As LLM-based apps proliferate, many function as thin veneers around more robust models such as GPT. In this course, instructor Laurence Moroney leads students through the hands-on development of an LLM-powered chat application interface that implements retrieval augmented generation (RAG) with reinforcement learning through human feedback. By the end of this course, you’ll be prepared to create an ops ecosystem whose core functionality is based on an LLM. (Maroney 2024).

Course Objectives

Create a web chat application that wraps an LLM API.
Use Retrieval Augmented Generation to realize content generation aware of proprietary context.
Integrate a vector database to enable semantic search and extend chat context.

Methods

Built a real-time web chat (HTML/CSS/Node.js) to call OpenAI via API, managing dialogue with role-based messages (system/user/assistant).
Added RAG with ChromaDB (embeddings + top-k context injection) and RLHF-style feedback (good/bad buttons + auto-regeneration) to improve responses.

Key Learnings

Deploying and populating a vector database with proprietary content.
Programming against the OpenAI API.
Programmatically interacting with the system prompt, agent prompt, user prompt, context, and conversation history.
Programmatically retrieving content from the vector database via semantic search and populating the prompt context.
Developing with Node.js
Implementing Reinforcement Learning with Human Feedback to improve assistant responses.
Implementing lightweight logging to monitor and evaluate LLM response performance.

Visualizations

Competencies Employed

Reinforcement Learning from Human Feedback

A training method that treats human preference judgments as the reward signal to guide and align a model’s behavior.

Conversational AI

Designing and building interactive chatbots or assistants powered by LLMs.

Vector Embeddings

Creating and using vector representations of text to support semantic search and similarity matching.

LLM Integration

Connecting large language models (LLMs) to applications via APIs (e.g., OpenAI, Anthropic, Gemini).

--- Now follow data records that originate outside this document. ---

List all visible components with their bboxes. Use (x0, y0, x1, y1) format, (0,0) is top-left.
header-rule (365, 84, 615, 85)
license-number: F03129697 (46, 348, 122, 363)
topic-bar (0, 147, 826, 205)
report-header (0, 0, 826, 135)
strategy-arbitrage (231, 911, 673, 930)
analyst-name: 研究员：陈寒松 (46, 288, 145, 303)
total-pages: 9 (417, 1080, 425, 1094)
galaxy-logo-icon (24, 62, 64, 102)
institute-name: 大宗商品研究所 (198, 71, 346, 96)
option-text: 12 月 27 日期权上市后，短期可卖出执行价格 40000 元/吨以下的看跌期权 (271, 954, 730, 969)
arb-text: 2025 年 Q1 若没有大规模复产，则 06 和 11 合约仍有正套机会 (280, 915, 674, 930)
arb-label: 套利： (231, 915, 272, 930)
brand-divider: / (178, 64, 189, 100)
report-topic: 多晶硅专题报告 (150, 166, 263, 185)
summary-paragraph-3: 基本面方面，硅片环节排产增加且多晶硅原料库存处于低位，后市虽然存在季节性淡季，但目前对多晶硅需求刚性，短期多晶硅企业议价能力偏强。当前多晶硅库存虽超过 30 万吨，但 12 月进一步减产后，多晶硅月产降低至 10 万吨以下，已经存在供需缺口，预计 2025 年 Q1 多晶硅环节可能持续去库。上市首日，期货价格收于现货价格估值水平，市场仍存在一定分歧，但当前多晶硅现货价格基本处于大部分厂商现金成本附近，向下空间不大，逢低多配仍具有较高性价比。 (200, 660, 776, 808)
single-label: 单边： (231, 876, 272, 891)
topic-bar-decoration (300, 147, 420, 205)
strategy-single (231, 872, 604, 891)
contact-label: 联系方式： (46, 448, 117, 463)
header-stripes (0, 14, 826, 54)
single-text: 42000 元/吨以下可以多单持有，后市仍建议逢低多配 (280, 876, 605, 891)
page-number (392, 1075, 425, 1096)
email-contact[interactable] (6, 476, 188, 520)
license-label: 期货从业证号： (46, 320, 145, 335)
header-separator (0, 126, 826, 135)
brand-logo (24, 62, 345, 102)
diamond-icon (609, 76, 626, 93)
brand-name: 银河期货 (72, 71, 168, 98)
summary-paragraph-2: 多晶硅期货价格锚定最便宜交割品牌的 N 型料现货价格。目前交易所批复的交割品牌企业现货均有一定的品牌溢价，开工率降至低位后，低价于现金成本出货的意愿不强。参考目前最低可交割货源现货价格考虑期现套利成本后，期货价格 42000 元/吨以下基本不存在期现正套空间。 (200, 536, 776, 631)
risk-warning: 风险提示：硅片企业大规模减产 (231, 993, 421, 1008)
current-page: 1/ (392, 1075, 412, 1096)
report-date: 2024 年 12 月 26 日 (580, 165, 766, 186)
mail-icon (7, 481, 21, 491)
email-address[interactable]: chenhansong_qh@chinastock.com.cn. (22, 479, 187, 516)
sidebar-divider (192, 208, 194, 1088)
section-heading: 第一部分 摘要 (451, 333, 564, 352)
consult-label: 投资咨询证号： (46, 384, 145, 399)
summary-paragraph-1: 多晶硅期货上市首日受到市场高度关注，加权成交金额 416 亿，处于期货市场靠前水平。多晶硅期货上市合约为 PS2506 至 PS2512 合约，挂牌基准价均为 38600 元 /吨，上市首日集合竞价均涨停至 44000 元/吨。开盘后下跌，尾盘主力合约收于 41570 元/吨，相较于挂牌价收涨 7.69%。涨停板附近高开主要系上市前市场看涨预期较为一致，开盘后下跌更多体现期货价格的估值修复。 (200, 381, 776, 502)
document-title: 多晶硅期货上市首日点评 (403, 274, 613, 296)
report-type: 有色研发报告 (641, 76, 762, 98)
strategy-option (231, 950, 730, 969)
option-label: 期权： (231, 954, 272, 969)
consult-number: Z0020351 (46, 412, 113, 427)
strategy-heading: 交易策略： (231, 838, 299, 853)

Retrieval-Augmented Generation (RAG)

Enhancing LLM responses by integrating external knowledge via vector search and embedding-based retrieval.

Embedding-Based Search

Implementing semantic search using vector databases

Prompt Engineering

Crafting and optimizing inputs to guide LLM behavior effectively and reliably.

LLM Evaluation & Feedback

Capturing human feedback and analyzing LLM outputs to improve quality, relevance, and safety.

Additional Technical Information

Course Link

https://www.linkedin.com/learning/llmops-in-practice-a-deep-dive

Data

Students learned to embedded course-provided e-book chapter text into the ChromaDB vector database as overlapping chunks.

Results Summary

Demonstrated that RAG is a cost-effective alternative to custom model training for leveraging proprietary data.
Demonstrated the ease of using embedding-based semantic search over a vector database to generate proprietary context for RAG.